Democrat and Republican platforms have included lower corporate tax rates. During the presidential election, President Obama even expressed support for lowering the corporate tax rate.

“Governor Romney and I both agree that our corporate tax rate is too high, so I want to lower it, particularly for manufacturing, taking it down to 25 percent,” Obama said.

But will a lower tax rate help when it’s really legal tax loopholes that companies seek, allowing them to pay little to no tax at all. Amazon, for example, split its European business into several subsidiaries, funneling sales through countries such as Switzerland and Luxembourg. According to Reuters, the company has been able to avoid more than $1 billion in US taxes on revenue of almost $40 billion during the first three quarters of 2012.

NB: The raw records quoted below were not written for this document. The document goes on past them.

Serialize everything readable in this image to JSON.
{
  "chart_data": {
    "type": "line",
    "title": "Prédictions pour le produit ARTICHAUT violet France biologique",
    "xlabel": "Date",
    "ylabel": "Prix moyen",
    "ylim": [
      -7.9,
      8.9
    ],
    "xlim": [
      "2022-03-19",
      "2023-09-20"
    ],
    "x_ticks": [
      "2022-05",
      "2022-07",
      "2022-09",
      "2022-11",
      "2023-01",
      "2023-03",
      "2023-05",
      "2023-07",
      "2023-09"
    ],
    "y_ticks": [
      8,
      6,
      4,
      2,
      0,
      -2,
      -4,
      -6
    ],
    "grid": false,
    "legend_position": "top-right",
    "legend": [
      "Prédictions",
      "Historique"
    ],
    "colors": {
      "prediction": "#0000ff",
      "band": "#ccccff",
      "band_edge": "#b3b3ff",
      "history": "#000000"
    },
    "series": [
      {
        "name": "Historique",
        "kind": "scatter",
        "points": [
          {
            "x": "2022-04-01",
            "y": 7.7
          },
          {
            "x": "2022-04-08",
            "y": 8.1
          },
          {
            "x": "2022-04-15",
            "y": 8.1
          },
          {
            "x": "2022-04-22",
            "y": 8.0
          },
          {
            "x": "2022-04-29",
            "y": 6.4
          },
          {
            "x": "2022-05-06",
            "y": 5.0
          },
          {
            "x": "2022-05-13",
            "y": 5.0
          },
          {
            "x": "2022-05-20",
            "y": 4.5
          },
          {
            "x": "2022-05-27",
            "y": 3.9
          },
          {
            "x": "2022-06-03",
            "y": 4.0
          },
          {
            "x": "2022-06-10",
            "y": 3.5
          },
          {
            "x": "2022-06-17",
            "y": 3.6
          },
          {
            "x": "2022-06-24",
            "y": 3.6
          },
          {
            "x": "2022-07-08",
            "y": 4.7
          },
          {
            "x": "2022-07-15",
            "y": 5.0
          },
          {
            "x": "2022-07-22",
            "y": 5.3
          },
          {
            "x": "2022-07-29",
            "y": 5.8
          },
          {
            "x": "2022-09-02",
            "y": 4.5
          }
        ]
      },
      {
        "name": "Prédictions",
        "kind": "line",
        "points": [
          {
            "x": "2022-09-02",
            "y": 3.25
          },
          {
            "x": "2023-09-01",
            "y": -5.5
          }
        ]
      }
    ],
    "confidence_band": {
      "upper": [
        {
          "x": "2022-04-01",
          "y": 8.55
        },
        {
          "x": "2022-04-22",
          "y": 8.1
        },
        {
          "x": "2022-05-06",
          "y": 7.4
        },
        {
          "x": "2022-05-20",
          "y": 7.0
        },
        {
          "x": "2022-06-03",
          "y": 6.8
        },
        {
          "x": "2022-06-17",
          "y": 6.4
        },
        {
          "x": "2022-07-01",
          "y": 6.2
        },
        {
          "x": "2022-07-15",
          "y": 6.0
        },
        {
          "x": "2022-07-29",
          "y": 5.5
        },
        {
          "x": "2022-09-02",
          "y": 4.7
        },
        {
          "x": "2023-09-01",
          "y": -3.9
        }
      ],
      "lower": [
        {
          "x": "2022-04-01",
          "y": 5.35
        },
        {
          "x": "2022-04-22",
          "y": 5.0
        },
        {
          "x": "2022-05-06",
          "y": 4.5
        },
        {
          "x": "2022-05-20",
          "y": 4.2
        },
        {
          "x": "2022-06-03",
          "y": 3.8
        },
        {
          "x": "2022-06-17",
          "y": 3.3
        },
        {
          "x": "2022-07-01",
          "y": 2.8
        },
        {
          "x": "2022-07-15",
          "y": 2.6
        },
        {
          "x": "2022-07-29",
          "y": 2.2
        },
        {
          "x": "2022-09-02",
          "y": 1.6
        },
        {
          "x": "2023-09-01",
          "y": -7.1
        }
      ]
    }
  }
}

Likewise, Google has been able to cut its tax bill by more than $3 billion by moving profits between headquarters in Ireland and the Netherlands to Bermuda. Bloomberg reports Google’s “income shifting—involving strategies know to lawyers as the Double Irish; and the Dutch Sandwich—helped reduce its overseas tax rate to 2.5 percent, the lowest of the top five US technology companies by market capitalization, according to regulatory filings in six countries.”

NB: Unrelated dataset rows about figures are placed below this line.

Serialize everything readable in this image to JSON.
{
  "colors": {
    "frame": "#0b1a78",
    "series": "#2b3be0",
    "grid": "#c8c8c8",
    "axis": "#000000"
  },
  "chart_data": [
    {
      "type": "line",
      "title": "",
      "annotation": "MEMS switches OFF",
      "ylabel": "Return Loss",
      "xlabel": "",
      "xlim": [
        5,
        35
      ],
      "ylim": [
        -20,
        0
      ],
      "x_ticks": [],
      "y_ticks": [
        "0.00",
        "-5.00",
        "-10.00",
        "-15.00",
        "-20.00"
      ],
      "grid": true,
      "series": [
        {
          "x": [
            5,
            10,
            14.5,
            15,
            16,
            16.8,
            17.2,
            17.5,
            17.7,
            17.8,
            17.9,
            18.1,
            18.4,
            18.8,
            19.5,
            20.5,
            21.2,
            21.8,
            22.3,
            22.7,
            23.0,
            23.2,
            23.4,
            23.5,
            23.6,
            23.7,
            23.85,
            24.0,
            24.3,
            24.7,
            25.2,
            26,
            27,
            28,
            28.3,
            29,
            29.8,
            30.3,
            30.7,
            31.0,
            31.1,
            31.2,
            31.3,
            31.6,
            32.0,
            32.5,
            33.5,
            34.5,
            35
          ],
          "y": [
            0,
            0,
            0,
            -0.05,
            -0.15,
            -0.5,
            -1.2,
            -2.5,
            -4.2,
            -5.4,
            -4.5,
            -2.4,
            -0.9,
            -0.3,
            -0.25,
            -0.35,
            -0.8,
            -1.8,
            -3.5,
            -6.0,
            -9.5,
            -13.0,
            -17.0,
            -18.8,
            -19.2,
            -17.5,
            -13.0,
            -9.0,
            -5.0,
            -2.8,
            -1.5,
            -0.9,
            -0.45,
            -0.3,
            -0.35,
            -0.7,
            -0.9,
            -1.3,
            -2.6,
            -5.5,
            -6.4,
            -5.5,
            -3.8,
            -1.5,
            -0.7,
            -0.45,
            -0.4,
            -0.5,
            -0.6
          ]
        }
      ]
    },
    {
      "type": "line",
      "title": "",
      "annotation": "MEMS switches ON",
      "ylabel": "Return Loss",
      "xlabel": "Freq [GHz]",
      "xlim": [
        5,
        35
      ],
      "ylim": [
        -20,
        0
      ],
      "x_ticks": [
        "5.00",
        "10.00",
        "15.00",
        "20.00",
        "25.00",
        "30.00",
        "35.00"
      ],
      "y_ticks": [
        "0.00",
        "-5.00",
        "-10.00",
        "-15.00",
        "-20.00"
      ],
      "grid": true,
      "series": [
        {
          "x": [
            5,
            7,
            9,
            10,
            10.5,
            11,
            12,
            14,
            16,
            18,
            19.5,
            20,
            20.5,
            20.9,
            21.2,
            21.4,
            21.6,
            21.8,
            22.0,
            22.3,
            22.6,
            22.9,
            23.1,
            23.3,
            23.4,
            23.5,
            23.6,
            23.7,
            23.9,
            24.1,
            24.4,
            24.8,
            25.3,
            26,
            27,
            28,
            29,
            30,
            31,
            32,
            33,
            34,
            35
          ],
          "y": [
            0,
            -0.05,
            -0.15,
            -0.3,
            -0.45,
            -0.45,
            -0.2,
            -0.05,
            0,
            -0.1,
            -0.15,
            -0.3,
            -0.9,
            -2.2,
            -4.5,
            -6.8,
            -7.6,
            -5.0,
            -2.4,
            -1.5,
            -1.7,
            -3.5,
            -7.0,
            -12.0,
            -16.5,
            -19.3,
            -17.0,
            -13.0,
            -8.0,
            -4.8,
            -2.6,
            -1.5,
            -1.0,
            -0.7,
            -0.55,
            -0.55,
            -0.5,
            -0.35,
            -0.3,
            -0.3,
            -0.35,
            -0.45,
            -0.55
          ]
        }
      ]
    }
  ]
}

And tax-avoidance loopholes don’t just exist internationally. Bank of American actually got a $1.9 billion tax refund—yes, that’s money from the government—in 2010, in spite of reporting $4.4 billion in profits. The refund was awarded the same year Bank of American was given a $1 trillion bailout form the Federal Reserve and Treasury Department.

Apple, the most profitable tech company in the world, set up an office in Reno, Nev. to collect its profits rather than its Cupertino, Calif. headquarters. Why? California’s corporate tax rate is nearly 9 percent, while Nevada’s is 0.

And then there’s Starbucks. The $40-billion company told tax officials in the UK, German and France it’s been losing money in the countries, and, therefore, paid no tax. Meanwhile, Starbucks officials told UK investors its UK operation is doing quite well. Starbucks chief financial officer Troy Alstead told Reuters the company “simply used a different measure of profit when reporting its performance to investors and when filing its tax returns.”

But is it really the companies at fault, or the lawmakers who allow such loopholes to exist?

London mayor Boris Johnson, however, defended the companies in an interview with Sky News.

“Imagine that you are the corporate finance director of one of these companies,” he said. “Your job is to look at the law as it stands. Your fiduciary duty to your shareholders is to minimize your tax exposure.”
Kamarck agrees. In fact, she says any comprehensive tax reform package that includes corporate tax cuts will pay for itself by eliminating tax loopholes.

“The White House has said that a lowering of the corporate tax rates should be paid for by closing some tax loopholes or tax expenditures,” she told the Daily Caller. “There are very few tools in the tool kit that government leaders have to produce jobs… and this is one clear way that you could establish greater economic growth and therefore jobs.”